Suspect in 'dirty war' murder extradited to Argentina

1 min 55Approximate reading time

An Argentine ex-police officer linked to the murder of hundreds of people during the country's "dirty war" arrived in Buenos Aires on Monday, after France extradited him to face trial over the disappearance of a student.

Mario Sandoval was arrested Wednesday at his home near Paris, after French authorities gave the final go-ahead for his extradition, ending an eight-year legal battle.

The 66-year-old who had been living in France since 1985 and obtained French citizenship with few aware of his full identity was sent back on a plane that left Paris around midnight on Sunday.

Wearing a dark cap and a blue fleece jacket, the bespectacled and slightly bowed Sandoval was escorted through Ezeiza airport on his arrival in Buenos Aires, a police officer holding each arm. An overcoat hung over his handcuffed hands.

SWAT police with automatic weapons flanked the group as he was led to a waiting police car.

"Everything happened as expected," a lawyer for the Argentine state told AFP.

Argentina suspects that Sandoval took part in more than 500 cases of kidnappings, torture and murder at a time when some 30,000 were "disappeared" during the 1976-83 military dictatorship.

But the extradition concerns only the alleged kidnapping in October 1976 of Hernan Abriata, an architecture student whose body has never been found.

Argentine authorities say investigators have several witness accounts linking Sandoval -- known there as the "butcher" of the dictatorship -- to Abriata's killing.

Sandoval's lawyers had argued that he would not get a fair trial in Argentina, where he would face torture or poor detention conditions.

But their appeals to the European Court of Human Rights to take up his case failed.

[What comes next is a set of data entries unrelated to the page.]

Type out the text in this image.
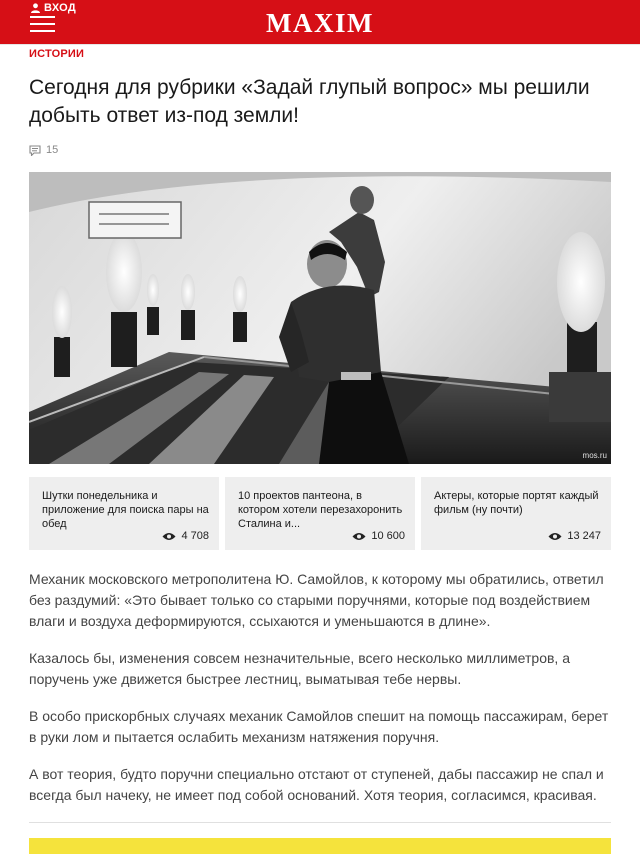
ВХОД	MAXIM
ИСТОРИИ
Сегодня для рубрики «Задай глупый вопрос» мы решили добыть ответ из-под земли!
15
mos.ru
Шутки понедельника и приложение для поиска пары на обед
4 708
10 проектов пантеона, в котором хотели перезахоронить Сталина и...
10 600
Актеры, которые портят каждый фильм (ну почти)
13 247

Механик московского метрополитена Ю. Самойлов, к которому мы обратились, ответил без раздумий: «Это бывает только со старыми поручнями, которые под воздействием влаги и воздуха деформируются, ссыхаются и уменьшаются в длине».

Казалось бы, изменения совсем незначительные, всего несколько миллиметров, а поручень уже движется быстрее лестниц, выматывая тебе нервы.

В особо прискорбных случаях механик Самойлов спешит на помощь пассажирам, берет в руки лом и пытается ослабить механизм натяжения поручня.

А вот теория, будто поручни специально отстают от ступеней, дабы пассажир не спал и всегда был начеку, не имеет под собой оснований. Хотя теория, согласимся, красивая.
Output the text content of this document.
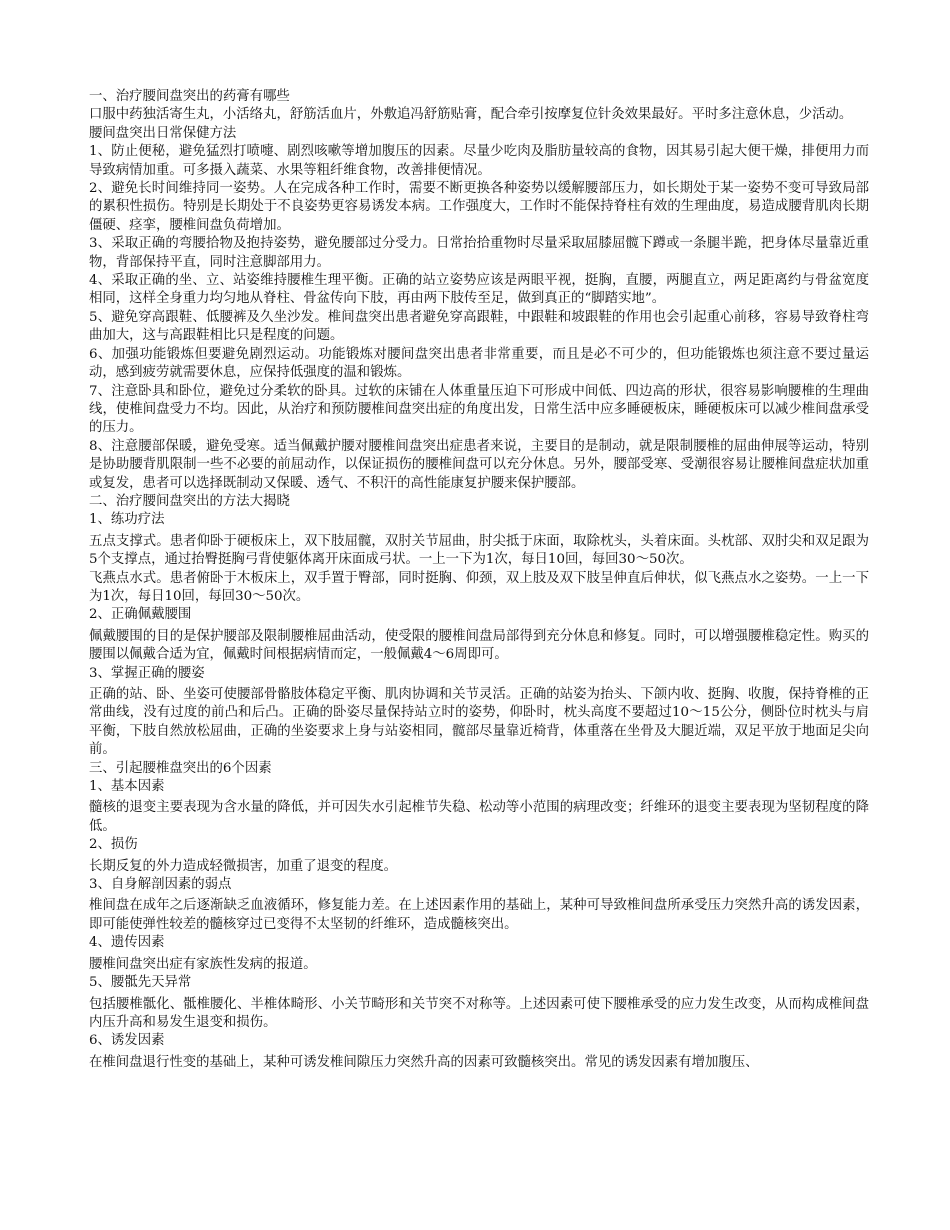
一、治疗腰间盘突出的药膏有哪些

口服中药独活寄生丸，小活络丸，舒筋活血片，外敷追冯舒筋贴膏，配合牵引按摩复位针灸效果最好。平时多注意休息，少活动。

腰间盘突出日常保健方法

1、防止便秘，避免猛烈打喷嚏、剧烈咳嗽等增加腹压的因素。尽量少吃肉及脂肪量较高的食物，因其易引起大便干燥，排便用力而导致病情加重。可多摄入蔬菜、水果等粗纤维食物，改善排便情况。

2、避免长时间维持同一姿势。人在完成各种工作时，需要不断更换各种姿势以缓解腰部压力，如长期处于某一姿势不变可导致局部的累积性损伤。特别是长期处于不良姿势更容易诱发本病。工作强度大，工作时不能保持脊柱有效的生理曲度，易造成腰背肌肉长期僵硬、痉挛，腰椎间盘负荷增加。

3、采取正确的弯腰拾物及抱持姿势，避免腰部过分受力。日常抬拾重物时尽量采取屈膝屈髋下蹲或一条腿半跪，把身体尽量靠近重物，背部保持平直，同时注意脚部用力。

4、采取正确的坐、立、站姿维持腰椎生理平衡。正确的站立姿势应该是两眼平视，挺胸，直腰，两腿直立，两足距离约与骨盆宽度相同，这样全身重力均匀地从脊柱、骨盆传向下肢，再由两下肢传至足，做到真正的“脚踏实地”。

5、避免穿高跟鞋、低腰裤及久坐沙发。椎间盘突出患者避免穿高跟鞋，中跟鞋和坡跟鞋的作用也会引起重心前移，容易导致脊柱弯曲加大，这与高跟鞋相比只是程度的问题。

6、加强功能锻炼但要避免剧烈运动。功能锻炼对腰间盘突出患者非常重要，而且是必不可少的，但功能锻炼也须注意不要过量运动，感到疲劳就需要休息，应保持低强度的温和锻炼。

7、注意卧具和卧位，避免过分柔软的卧具。过软的床铺在人体重量压迫下可形成中间低、四边高的形状，很容易影响腰椎的生理曲线，使椎间盘受力不均。因此，从治疗和预防腰椎间盘突出症的角度出发，日常生活中应多睡硬板床，睡硬板床可以减少椎间盘承受的压力。

8、注意腰部保暖，避免受寒。适当佩戴护腰对腰椎间盘突出症患者来说，主要目的是制动，就是限制腰椎的屈曲伸展等运动，特别是协助腰背肌限制一些不必要的前屈动作，以保证损伤的腰椎间盘可以充分休息。另外，腰部受寒、受潮很容易让腰椎间盘症状加重或复发，患者可以选择既制动又保暖、透气、不积汗的高性能康复护腰来保护腰部。

二、治疗腰间盘突出的方法大揭晓

1、练功疗法

五点支撑式。患者仰卧于硬板床上，双下肢屈髋，双肘关节屈曲，肘尖抵于床面，取除枕头，头着床面。头枕部、双肘尖和双足跟为5个支撑点，通过抬臀挺胸弓背使躯体离开床面成弓状。一上一下为1次，每日10回，每回30～50次。

飞燕点水式。患者俯卧于木板床上，双手置于臀部，同时挺胸、仰颈，双上肢及双下肢呈伸直后伸状，似飞燕点水之姿势。一上一下为1次，每日10回，每回30～50次。

2、正确佩戴腰围

佩戴腰围的目的是保护腰部及限制腰椎屈曲活动，使受限的腰椎间盘局部得到充分休息和修复。同时，可以增强腰椎稳定性。购买的腰围以佩戴合适为宜，佩戴时间根据病情而定，一般佩戴4～6周即可。

3、掌握正确的腰姿

正确的站、卧、坐姿可使腰部骨骼肢体稳定平衡、肌肉协调和关节灵活。正确的站姿为抬头、下颌内收、挺胸、收腹，保持脊椎的正常曲线，没有过度的前凸和后凸。正确的卧姿尽量保持站立时的姿势，仰卧时，枕头高度不要超过10～15公分，侧卧位时枕头与肩平衡，下肢自然放松屈曲，正确的坐姿要求上身与站姿相同，髋部尽量靠近椅背，体重落在坐骨及大腿近端，双足平放于地面足尖向前。

三、引起腰椎盘突出的6个因素

1、基本因素

髓核的退变主要表现为含水量的降低，并可因失水引起椎节失稳、松动等小范围的病理改变；纤维环的退变主要表现为坚韧程度的降低。

2、损伤

长期反复的外力造成轻微损害，加重了退变的程度。

3、自身解剖因素的弱点

椎间盘在成年之后逐渐缺乏血液循环，修复能力差。在上述因素作用的基础上，某种可导致椎间盘所承受压力突然升高的诱发因素，即可能使弹性较差的髓核穿过已变得不太坚韧的纤维环，造成髓核突出。

4、遗传因素

腰椎间盘突出症有家族性发病的报道。

5、腰骶先天异常

包括腰椎骶化、骶椎腰化、半椎体畸形、小关节畸形和关节突不对称等。上述因素可使下腰椎承受的应力发生改变，从而构成椎间盘内压升高和易发生退变和损伤。

6、诱发因素

在椎间盘退行性变的基础上，某种可诱发椎间隙压力突然升高的因素可致髓核突出。常见的诱发因素有增加腹压、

Argentina's foreign ministry said the extradition "consolidates the principle that crimes against humanity should not go unpunished and that those who are accused of such serious crimes must appear before the courts to be tried."

- Legal tussle -

Abriata was detained at the notorious ESMA navy training school in Buenos Aires, where an estimated 5,000 people were held and tortured after the military coup of 1976 -- many of them thrown from planes into the sea or the River Plate.

Sophie Thonon, a lawyer acting for Argentina, told AFP that Abriata's 92-year-old mother Beatriz Cantarini de Abriata had been "desperately waiting" for Sandoval to "explain himself before Argentine justice".

Sandoval, who has dismissed the accusations as fabrications, fled Argentina after the military junta fell.

Despite taking French nationality, he can be extradited as the alleged crime took place beforehand.

Sandoval was a professor at the Sorbonne's Institute of Latin American Studies in Paris and the University of Marne-la-Vallee outside the French capital.

The French Council of State, which advises the government on legal matters, approved his extradition in August 2018, prompting Sandoval to appeal.

The Constitutional Council determined that no statute of limitations could be applied to an "ongoing" case, citing the fact that Abriata's body has never been found.

"I hope consular officials... will ensure that the conditions of his detention pending trial will be decent and limited in time," Sandoval's lawyer Jerome Rousseau told AFP.